Beim BVG und beim UVG bleiben die Koordinationsaufgaben bestehen. Die anspruchsberechtigten Personen werden in der AHV, im BVG und im UVG weiterhin unterschiedlich behandelt. Hinzu kommen nun die neuen Anspruchsbedingungen für nicht verheiratete Eltern bei der AHV.
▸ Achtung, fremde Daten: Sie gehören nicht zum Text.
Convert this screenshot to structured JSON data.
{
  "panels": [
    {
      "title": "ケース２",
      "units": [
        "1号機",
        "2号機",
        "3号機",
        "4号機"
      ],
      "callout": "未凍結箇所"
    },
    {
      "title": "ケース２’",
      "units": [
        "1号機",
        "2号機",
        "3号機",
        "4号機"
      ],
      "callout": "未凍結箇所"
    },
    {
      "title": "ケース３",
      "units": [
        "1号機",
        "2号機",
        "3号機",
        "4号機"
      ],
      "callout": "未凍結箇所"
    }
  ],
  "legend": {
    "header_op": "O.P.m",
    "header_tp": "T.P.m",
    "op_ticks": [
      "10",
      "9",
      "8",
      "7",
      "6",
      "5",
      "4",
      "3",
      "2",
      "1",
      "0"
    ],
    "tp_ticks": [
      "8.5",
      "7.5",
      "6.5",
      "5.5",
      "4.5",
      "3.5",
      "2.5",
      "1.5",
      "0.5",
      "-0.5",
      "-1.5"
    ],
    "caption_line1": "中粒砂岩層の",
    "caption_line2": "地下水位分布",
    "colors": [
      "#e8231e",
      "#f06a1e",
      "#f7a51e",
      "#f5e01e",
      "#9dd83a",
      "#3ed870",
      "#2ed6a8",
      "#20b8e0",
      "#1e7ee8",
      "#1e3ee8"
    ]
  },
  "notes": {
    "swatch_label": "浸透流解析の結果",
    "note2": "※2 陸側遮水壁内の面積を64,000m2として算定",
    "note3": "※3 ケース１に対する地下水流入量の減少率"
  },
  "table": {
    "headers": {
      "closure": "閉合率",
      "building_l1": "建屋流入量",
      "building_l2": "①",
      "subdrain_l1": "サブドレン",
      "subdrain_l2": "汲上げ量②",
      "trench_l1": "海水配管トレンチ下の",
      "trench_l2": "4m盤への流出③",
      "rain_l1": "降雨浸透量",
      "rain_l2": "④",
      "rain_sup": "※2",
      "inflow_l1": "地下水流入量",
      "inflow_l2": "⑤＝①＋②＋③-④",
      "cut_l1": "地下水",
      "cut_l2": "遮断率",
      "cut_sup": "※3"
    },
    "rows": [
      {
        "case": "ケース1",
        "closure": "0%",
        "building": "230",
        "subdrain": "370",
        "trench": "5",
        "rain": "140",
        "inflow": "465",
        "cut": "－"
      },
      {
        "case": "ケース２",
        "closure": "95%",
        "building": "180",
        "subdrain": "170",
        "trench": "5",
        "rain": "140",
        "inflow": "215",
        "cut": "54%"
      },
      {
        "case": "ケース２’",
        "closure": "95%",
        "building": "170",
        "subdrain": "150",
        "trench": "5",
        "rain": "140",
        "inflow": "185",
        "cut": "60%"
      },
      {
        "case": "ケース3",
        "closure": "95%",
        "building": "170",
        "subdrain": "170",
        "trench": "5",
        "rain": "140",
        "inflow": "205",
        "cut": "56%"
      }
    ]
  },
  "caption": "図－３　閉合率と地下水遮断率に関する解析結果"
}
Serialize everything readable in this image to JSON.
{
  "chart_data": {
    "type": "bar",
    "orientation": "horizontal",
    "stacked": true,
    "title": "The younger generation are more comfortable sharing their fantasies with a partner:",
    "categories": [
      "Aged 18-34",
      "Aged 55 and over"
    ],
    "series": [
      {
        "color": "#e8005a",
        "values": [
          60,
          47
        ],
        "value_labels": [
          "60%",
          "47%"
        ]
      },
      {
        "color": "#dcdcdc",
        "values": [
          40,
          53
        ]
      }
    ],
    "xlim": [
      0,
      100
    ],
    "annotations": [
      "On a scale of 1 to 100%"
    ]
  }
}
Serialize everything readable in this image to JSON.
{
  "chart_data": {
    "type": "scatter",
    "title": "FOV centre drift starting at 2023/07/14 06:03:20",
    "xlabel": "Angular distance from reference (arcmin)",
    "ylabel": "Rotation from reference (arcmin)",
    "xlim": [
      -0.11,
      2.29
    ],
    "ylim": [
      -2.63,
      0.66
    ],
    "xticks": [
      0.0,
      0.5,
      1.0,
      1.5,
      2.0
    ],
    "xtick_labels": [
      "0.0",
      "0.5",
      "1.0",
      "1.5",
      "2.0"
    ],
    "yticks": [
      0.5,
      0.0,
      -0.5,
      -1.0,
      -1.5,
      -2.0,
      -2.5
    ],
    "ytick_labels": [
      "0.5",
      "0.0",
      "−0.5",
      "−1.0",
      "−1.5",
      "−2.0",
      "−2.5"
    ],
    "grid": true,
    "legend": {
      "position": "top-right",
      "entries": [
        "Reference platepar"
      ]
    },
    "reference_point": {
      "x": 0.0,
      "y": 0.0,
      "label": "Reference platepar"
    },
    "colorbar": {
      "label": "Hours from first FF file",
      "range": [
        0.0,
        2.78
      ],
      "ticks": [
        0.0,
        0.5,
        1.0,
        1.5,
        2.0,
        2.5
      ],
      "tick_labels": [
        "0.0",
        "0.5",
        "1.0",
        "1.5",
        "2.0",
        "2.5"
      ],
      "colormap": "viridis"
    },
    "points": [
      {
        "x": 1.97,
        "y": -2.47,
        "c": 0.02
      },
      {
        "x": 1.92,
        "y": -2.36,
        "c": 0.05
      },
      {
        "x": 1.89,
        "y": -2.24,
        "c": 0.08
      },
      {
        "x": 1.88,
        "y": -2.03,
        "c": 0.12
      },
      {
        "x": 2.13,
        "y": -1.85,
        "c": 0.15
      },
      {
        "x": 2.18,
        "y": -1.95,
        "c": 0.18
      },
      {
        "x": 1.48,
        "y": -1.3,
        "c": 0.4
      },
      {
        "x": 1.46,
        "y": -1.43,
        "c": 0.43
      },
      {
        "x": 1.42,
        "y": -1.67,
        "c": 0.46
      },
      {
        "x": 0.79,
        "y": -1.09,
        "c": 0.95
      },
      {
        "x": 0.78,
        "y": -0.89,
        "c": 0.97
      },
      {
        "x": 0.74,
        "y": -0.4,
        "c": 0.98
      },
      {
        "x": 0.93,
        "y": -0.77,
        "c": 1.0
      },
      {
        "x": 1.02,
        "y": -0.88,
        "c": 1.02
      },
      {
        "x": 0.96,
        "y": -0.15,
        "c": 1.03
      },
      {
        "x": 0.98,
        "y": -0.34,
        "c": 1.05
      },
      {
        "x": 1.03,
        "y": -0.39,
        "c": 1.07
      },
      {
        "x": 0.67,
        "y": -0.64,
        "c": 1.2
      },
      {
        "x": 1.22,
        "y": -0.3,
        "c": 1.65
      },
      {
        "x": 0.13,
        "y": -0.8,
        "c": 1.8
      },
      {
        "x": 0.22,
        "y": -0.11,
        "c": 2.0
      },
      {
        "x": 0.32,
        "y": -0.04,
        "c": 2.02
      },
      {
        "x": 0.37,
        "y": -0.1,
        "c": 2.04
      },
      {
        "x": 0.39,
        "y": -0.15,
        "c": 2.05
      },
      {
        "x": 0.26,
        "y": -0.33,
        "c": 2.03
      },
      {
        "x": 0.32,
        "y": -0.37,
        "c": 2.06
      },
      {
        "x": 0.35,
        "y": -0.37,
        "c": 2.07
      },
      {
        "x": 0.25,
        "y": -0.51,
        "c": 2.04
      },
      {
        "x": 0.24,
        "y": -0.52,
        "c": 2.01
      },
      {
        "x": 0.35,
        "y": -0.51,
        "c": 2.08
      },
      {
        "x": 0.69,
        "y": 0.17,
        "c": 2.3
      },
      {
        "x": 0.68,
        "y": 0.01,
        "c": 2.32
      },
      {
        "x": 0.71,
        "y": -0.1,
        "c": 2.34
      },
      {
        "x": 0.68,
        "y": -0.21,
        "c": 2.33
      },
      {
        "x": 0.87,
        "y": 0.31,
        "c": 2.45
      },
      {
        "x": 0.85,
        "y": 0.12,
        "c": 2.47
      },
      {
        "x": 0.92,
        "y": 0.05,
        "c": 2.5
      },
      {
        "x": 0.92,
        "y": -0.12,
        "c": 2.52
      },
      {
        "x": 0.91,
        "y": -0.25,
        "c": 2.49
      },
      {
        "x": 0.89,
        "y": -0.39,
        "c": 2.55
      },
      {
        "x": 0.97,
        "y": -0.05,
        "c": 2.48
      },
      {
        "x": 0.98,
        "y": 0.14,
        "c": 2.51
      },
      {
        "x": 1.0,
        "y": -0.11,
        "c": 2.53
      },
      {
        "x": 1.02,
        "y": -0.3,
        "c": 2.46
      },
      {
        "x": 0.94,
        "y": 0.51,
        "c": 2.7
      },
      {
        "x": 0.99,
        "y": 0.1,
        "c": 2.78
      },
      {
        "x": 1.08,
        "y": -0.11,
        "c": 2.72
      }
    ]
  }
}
Zivilstandsunabhängige Beiträge und Leistungen bei der AHV
Bei der AHV kann die Beitragspflicht des nicht erwerbstägigen Ehepartners ganz oder teilweise durch den erwerbstätigen Ehepartner erfüllt werden. Diese Bestimmung greift nicht bei Konkubinatspaaren, hingegen bei getrennt lebenden Ehepaaren. Die beiden Einzelrenten eines Ehepaares werden plafoniert, wenn die Summe der beiden Einzelrenten höher ist als 150 Prozent der Maximalrente der massgebenden Rentenskala. Die sogenannte Heiratsstrafe greift bei der AHV weiterhin.
Fazit
Die durch das Urteil des EGMR notwendige Anpassung der Anspruchsvoraussetzungen für Hinterlassene bei der AHV mit einer Verknüpfung an das Kindsverhältnis ist ein spannender Ansatz, der den neuen Familienstrukturen eher gerecht wird als die bisherigen Bestimmungen. Es ist aber erst ein erster Schritt in Richtung zivilstandsunabhängigem Leistungsanspruch. Mangelhaft ist weiterhin die Koordination mit dem BVG und dem UVG, ganz zu schweigen von den Auswirkungen der Heiratsstrafe bei der AHV.